Gut Microbiota and Pediatric MS: New Insights Into Potential Disease Drivers

A new multicenter, matched case-control study investigates the association between gut microbiota composition and pediatric-onset multiple sclerosis (POMS). Recognizing the complexity and variability of gut microbiome studies in adult MS cohorts, this study provides a window into early disease pathogenesis, relatively free from decades of accumulated confounders like comorbidities and environmental exposures.

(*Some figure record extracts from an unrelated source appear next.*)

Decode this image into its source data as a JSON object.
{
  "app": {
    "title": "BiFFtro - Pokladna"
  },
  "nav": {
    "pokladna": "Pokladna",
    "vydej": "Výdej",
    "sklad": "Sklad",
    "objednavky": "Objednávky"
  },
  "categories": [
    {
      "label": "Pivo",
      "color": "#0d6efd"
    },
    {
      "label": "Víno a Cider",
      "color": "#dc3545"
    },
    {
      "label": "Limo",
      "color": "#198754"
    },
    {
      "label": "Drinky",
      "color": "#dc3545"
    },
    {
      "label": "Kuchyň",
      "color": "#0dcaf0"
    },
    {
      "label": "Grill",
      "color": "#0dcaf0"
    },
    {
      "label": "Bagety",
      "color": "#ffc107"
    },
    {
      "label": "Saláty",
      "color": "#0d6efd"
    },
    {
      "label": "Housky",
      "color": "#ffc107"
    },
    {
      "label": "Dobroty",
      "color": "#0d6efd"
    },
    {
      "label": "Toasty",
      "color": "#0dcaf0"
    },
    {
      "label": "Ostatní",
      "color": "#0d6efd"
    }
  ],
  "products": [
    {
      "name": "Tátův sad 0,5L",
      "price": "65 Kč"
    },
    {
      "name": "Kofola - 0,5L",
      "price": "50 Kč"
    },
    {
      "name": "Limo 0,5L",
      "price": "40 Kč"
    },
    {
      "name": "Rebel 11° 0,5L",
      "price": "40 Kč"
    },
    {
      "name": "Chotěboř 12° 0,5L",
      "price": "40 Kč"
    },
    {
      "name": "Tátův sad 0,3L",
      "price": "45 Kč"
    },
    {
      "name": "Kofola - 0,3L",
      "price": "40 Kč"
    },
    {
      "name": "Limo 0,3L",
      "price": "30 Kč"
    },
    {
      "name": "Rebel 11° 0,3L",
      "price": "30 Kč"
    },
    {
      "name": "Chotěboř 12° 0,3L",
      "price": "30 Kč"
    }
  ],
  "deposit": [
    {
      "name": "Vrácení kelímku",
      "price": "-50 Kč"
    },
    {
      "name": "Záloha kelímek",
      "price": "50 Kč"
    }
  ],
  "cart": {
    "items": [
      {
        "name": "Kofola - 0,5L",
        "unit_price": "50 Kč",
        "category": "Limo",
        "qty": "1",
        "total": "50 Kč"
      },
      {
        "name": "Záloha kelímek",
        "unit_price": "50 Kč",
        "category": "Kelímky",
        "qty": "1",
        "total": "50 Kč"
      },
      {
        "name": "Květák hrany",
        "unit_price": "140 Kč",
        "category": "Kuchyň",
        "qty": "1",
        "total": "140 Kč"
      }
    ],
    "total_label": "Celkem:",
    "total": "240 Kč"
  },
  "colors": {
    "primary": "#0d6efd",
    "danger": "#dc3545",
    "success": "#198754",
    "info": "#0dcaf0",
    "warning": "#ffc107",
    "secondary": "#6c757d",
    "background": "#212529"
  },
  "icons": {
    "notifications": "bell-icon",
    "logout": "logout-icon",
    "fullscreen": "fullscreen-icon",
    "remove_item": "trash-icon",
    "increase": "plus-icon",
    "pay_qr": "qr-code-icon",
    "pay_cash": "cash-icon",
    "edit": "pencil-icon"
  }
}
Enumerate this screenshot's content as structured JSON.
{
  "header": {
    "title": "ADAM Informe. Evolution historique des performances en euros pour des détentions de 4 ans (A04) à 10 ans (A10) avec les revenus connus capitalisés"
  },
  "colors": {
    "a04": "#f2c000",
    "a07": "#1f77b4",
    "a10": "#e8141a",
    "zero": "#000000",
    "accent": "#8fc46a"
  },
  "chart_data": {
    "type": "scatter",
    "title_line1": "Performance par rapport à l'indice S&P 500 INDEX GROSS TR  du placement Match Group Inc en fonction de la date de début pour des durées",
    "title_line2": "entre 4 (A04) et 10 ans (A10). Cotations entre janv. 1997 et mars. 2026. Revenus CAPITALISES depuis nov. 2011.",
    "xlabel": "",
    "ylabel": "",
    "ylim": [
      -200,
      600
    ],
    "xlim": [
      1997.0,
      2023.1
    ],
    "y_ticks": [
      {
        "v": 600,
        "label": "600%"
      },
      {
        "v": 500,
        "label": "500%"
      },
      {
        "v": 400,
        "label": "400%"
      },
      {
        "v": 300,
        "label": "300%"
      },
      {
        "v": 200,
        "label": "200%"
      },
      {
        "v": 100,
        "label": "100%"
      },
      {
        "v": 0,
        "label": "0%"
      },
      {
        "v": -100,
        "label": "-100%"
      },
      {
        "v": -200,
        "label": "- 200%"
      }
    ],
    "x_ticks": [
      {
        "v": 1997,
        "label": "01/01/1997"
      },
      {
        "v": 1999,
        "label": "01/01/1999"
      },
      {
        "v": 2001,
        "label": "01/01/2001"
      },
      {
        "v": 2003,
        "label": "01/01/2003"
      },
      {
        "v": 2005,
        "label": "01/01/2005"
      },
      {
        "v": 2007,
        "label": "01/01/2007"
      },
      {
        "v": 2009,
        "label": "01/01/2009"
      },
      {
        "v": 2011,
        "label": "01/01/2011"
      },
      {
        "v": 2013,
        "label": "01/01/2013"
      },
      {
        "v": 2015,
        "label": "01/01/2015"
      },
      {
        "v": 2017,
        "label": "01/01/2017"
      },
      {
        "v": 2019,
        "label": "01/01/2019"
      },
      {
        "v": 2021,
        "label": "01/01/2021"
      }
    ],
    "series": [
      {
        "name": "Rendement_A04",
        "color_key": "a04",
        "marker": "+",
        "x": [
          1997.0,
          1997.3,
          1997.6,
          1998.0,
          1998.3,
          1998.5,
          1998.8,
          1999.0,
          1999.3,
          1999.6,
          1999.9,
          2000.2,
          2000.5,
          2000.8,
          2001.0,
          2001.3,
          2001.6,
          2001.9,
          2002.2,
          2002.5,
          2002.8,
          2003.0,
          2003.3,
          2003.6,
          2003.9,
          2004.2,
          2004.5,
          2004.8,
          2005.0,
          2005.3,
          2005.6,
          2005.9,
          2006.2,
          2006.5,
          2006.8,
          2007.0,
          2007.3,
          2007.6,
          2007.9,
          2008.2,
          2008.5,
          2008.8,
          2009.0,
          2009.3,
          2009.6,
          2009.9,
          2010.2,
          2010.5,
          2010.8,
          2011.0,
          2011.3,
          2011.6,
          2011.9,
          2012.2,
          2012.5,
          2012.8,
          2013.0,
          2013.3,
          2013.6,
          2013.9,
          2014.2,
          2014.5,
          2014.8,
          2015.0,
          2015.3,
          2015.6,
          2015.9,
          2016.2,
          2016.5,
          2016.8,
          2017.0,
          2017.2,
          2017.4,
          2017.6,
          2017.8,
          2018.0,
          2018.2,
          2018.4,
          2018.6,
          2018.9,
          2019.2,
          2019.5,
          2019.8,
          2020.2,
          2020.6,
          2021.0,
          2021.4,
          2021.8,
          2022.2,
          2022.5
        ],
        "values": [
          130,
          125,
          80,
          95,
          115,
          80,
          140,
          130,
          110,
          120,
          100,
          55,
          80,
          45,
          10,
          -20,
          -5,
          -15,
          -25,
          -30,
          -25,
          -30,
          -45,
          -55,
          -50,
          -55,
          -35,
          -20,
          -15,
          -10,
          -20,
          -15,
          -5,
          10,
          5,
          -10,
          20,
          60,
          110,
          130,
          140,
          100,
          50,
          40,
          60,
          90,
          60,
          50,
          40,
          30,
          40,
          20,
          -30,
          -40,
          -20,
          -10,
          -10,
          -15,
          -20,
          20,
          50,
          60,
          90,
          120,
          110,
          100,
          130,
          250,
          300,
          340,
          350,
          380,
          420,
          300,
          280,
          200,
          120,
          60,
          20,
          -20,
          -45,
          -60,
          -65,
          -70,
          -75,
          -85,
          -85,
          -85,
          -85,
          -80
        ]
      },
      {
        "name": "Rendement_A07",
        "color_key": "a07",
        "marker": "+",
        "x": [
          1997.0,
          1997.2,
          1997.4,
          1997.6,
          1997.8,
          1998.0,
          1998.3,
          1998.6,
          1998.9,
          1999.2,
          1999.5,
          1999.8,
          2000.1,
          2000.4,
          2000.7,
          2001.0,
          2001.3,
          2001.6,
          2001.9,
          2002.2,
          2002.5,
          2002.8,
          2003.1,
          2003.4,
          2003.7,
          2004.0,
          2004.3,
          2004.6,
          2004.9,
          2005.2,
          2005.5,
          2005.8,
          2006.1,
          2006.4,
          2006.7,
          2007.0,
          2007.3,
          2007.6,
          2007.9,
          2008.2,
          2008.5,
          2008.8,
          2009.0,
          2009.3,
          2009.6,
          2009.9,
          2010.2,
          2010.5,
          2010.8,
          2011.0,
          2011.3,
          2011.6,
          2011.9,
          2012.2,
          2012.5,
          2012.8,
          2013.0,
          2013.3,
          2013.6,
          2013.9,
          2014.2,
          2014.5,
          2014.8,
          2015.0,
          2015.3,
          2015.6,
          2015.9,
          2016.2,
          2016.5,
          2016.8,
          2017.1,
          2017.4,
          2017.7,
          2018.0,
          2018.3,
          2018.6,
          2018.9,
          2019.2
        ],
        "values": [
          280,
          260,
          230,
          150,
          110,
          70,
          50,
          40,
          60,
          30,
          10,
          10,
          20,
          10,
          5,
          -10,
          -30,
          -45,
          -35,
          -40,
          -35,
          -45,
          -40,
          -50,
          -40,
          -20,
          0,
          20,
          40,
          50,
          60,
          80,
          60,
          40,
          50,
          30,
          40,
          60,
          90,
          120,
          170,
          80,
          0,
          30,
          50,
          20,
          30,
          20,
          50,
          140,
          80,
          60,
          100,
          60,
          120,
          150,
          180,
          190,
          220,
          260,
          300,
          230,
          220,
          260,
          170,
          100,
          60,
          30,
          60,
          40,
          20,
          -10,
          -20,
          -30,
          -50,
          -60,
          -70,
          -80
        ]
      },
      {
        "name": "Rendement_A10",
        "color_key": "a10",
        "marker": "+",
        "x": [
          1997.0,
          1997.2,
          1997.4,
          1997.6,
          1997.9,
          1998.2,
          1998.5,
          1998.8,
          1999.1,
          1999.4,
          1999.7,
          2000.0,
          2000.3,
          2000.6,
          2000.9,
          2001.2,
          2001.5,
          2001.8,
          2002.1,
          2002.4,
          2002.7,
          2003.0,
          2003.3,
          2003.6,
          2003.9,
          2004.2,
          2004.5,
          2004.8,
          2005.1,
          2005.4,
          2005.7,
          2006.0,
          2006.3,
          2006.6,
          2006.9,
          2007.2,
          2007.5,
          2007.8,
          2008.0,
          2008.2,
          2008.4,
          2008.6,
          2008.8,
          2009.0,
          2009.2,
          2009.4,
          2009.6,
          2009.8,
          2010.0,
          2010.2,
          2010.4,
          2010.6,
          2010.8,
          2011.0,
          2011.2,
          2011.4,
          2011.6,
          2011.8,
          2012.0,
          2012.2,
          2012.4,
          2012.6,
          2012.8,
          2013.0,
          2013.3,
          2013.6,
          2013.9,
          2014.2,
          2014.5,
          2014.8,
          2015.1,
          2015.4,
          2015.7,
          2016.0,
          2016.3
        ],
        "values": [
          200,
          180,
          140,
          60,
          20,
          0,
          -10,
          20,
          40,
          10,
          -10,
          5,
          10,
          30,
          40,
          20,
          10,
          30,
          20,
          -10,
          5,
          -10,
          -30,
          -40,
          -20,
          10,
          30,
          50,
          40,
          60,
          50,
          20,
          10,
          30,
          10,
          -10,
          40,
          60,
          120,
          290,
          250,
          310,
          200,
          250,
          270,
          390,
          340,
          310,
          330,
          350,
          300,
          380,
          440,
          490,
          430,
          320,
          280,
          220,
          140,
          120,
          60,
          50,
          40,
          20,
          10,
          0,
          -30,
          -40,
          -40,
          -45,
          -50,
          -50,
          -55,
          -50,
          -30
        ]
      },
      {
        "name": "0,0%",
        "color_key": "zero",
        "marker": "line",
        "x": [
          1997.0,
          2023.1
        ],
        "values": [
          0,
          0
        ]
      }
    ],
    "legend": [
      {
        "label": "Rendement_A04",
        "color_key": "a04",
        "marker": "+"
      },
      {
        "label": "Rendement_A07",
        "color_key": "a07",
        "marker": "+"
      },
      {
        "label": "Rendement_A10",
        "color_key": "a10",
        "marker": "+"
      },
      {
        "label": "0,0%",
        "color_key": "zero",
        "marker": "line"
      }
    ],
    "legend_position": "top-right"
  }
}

35 POMS cases (within five years of symptom onset) were matched 1:1 to healthy controls on age, sex, race, ethnicity, and recruiting site. Stool samples underwent 16S ribosomal RNA sequencing to assess microbial diversity, composition, and co-occurrence networks. Metagenomic functional prediction (PICRUSt2) and dietary assessments were included to address potential confounders.

Key Findings

Reduced Phylogenetic Diversity

While α-diversity, measured by Shannon and Chao1 indices, showed no significant difference between groups, phylogenetic diversity, measured by Faith’s PD index, was significantly lower in POMS patients (p=0.02), suggesting a reduced evolutionary breadth of microbial species. This nuance matters: decreased phylogenetic diversity can translate to diminished functional redundancy and resilience in microbial ecosystems.

 β-diversity, on the other hand, revealed no significant overall compositional differences between cases and controls (p = 0.25), reinforcing the need to dig deeper into microbial networks and functional pathways

Altered Microbial Composition

Several taxa, particularly within the Ruminococcaceae and Lachnospiraceae families, were less abundant in POMS. Notably, Subdoligranulum and Faecalibacterium prausnitzii—known short-chain fatty acid (SCFA) producers—were depleted. Conversely, Blautia and Prevotella species were enriched in POMS.

Co-occurrence Networks and Functional Predictions

Rather than spotlighting a single bacterial hero or villain, the study identified networks—microbial co-abundance modules—that may be biologically more meaningful. Using weighted correlation network analysis (WGCNA), two co-abundance clusters stood out, with one maintaining significance after correction for multiple testing. These networks were largely populated by known SCFA-producing taxa, such as Subdoligranulum, Faecalibacterium prausnitzii, and several members of the Ruminococcaceae and Lachnospiraceae families. POMS patients consistently exhibited lower abundances of these bacteria.

Additionally and conversely, Blautia and Prevotella were enriched in POMS cases, while SCFA producers like Subdoligranulum and F. prausnitzii were depleted—especially among treatment-naive patients, adding credence to the findings.

The SCFA Connection

The study’s most compelling narrative emerged from the predicted functional analyses. Key microbial pathways related to SCFA production—specifically, butanoate and acetone fermentation from pyruvate—were identified as significantly more abundant in controls. These pathways are classic signatures of microbial fermentation, particularly of nondigestible dietary fibers into beneficial SCFAs such as butyrate and propionate, which have well-established anti-inflammatory effects. The presence of these pathways in controls raises intriguing possibilities about their protective role in MS pathogenesis.

Dietary Considerations

Dietary intake—often a confounder in microbiome studies—was similar between cases and controls. While some microbial abundances correlated with nutrient intake (e.g., higher Subdoligranulum levels with greater fat/protein intake), these patterns were not sufficient to explain the group-level microbial differences.

The data positions SCFA-producing gut bacteria as potential contributors to MS pathogenesis—at least in its pediatric form. Next steps include incorporating metabolomic data, expanding cohort sizes, and investigating how modifying SCFA levels—perhaps through diet or supplementation—could influence disease onset or progression.

References
Schoeps VA, Zhou X, Horton MK, Zhu F, McCauley KE, Nasr Z, Virupakshaiah A, Gorman MP, Benson LA, Weinstock-Guttman B, Waldman A, Banwell BL, Bar-Or A, Marrie RA, van Domselaar G, O'Mahony J, Mirza AI, Bernstein CN, Yeh EA, Casper TC, Lynch SV, Tremlett H, Baranzini S, Waubant E; US Network of Pediatric MS Centers. Short-chain fatty acid producers in the gut are associated with pediatric multiple sclerosis onset. Ann Clin Transl Neurol. 2024 Jan;11(1):169-184. doi: 10.1002/acn3.51944.